Assessment of Psychosocial Risks and Mental Stress at Work: The Development of the Instrument OrgFitPaul Jimenez* and Anita Dunkl
Department of Psychology, Karl-Franzens-Universitat Graz, Universitätspl, 8010 Graz, Austria
- *Corresponding Author:
- Paul Jimenez
Department of Psychology
Universitätspl, 8010 Graz, Austria
Tel: +43 316 3805128
E-mail: [email protected]
Received Date: February 03, 2017; Accepted Date: February 12, 2017; Published Date: February 20, 2017
Citation: Jimenez P, Dunkl A (2017) Assessment of Psychosocial Risks and Mental Stress at Work: The Development of the Instrument OrgFit. J Ergonomics 7:188. doi: 10.4182/2165-7556.1000188
Copyright: © 2017 Jimenez P, et al. This is an open-access article distributed under the terms of the Creative Commons Attribution License, which permits unrestricted use, distribution, and reproduction in any medium, provided the original author and source are credited.

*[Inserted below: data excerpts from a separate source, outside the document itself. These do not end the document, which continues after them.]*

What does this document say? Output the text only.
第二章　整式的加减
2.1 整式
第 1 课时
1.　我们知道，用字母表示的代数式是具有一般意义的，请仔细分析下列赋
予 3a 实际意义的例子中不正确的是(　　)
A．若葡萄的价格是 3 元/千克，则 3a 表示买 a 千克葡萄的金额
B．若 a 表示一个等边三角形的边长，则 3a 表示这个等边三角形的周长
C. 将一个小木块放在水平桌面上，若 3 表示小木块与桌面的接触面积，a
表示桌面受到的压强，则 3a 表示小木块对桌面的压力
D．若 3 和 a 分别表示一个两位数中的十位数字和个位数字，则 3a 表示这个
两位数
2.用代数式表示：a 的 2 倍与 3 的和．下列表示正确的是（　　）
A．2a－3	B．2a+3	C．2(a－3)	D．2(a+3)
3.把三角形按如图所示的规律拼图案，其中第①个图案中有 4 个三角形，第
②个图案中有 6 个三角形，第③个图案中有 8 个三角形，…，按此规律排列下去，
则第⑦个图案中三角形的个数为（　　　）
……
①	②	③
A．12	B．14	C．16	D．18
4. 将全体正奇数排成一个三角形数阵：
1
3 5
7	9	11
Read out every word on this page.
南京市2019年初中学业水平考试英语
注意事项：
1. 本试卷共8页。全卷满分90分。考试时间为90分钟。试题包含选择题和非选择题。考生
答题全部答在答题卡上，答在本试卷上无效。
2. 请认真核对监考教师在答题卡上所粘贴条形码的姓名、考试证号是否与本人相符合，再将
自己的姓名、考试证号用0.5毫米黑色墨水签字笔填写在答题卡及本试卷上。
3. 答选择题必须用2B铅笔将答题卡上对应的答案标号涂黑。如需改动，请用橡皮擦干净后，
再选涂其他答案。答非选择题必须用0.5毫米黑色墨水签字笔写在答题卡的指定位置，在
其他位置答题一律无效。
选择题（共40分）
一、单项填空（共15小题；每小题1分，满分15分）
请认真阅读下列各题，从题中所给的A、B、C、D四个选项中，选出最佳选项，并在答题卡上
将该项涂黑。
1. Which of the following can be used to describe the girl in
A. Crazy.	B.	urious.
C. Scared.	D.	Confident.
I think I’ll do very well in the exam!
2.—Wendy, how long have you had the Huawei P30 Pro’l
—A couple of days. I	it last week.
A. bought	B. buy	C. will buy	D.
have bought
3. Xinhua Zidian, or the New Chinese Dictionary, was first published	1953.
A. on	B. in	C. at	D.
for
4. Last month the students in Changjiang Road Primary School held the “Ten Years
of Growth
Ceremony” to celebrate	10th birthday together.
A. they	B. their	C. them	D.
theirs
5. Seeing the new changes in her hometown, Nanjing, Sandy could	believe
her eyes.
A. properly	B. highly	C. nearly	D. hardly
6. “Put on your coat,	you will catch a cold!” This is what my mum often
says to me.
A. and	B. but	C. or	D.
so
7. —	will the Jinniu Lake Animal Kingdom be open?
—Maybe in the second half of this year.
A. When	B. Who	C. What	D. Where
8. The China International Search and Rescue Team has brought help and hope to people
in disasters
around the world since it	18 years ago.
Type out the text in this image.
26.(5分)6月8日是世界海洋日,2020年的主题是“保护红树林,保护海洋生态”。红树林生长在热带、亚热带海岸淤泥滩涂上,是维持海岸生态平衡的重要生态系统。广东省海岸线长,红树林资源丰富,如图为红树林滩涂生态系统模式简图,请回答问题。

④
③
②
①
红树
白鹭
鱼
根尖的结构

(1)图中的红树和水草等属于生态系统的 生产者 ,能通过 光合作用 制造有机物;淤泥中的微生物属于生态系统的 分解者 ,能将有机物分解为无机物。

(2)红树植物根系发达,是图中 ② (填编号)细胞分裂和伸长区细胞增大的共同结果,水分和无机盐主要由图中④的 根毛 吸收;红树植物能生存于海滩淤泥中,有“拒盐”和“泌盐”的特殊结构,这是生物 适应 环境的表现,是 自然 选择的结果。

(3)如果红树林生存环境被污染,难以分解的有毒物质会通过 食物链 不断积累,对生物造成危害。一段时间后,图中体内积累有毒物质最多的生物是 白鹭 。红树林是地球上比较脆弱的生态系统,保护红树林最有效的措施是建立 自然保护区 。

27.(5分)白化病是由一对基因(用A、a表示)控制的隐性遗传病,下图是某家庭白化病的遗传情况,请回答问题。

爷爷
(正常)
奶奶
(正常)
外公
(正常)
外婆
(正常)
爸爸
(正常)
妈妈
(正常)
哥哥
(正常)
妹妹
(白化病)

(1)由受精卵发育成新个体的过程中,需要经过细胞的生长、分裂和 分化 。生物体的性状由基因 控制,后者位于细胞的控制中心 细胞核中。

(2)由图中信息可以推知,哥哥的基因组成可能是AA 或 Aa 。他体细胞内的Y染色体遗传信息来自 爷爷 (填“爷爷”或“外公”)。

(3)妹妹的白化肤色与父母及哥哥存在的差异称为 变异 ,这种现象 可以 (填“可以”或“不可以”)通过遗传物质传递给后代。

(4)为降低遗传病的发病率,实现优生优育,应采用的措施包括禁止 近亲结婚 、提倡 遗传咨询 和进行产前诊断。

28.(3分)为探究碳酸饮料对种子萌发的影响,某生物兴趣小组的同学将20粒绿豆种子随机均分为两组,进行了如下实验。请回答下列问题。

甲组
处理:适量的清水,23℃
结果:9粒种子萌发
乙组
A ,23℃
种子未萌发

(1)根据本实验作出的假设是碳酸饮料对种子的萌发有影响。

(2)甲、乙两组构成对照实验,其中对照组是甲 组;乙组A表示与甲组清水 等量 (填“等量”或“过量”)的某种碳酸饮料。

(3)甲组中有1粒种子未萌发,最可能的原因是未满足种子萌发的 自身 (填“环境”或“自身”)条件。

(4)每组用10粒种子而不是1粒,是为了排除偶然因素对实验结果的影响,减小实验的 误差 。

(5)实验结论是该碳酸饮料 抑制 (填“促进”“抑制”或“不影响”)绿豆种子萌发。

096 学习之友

To reach the goal of healthy workplaces, psychosocial risks at the workplace (also called “mental stress”) must be assessed and managed for every workplace. Psychosocial risks have to be assessed as widely as possible to support deriving tailored interventions for organizations. The OrgFit was constructed to capture all relevant areas of stress according to international requirements (e.g., according to the ISO 10075-1 or the Framework Directive 89/391/ EEC). In this paper, the psychometric properties of the OrgFit were investigated in two studies. The first study aimed at testing the factorial structure of the OrgFit with an exploratory factor analysis. In the second study, an additional factor analysis was conducted and construct validity between the dimensions of the OrgFit and work-related strain (convergent validity) and recovery/resources (discriminant validity) was tested. In both studies, Austrian workers were invited to participate in an online study by sending out e-mails. With this procedure, representative samples of 514 workers (study I) and 1200 workers (study II) were obtained to conduct the analyses. Factor structure as well as reliability and validity coefficients show satisfactory results. The internal consistencies show values between 0.79 and 0.93, which meets the requirement for analyses on an organizational level. The validity analyses indicate that the dimensions in the OrgFit are capable of assessing stress that might lead to negative strain outcomes. The OrgFit can be used in the process of risk assessment for a comprehensive assessment of mental stress and can serve as a base for developing specific process-and structure-oriented interventions.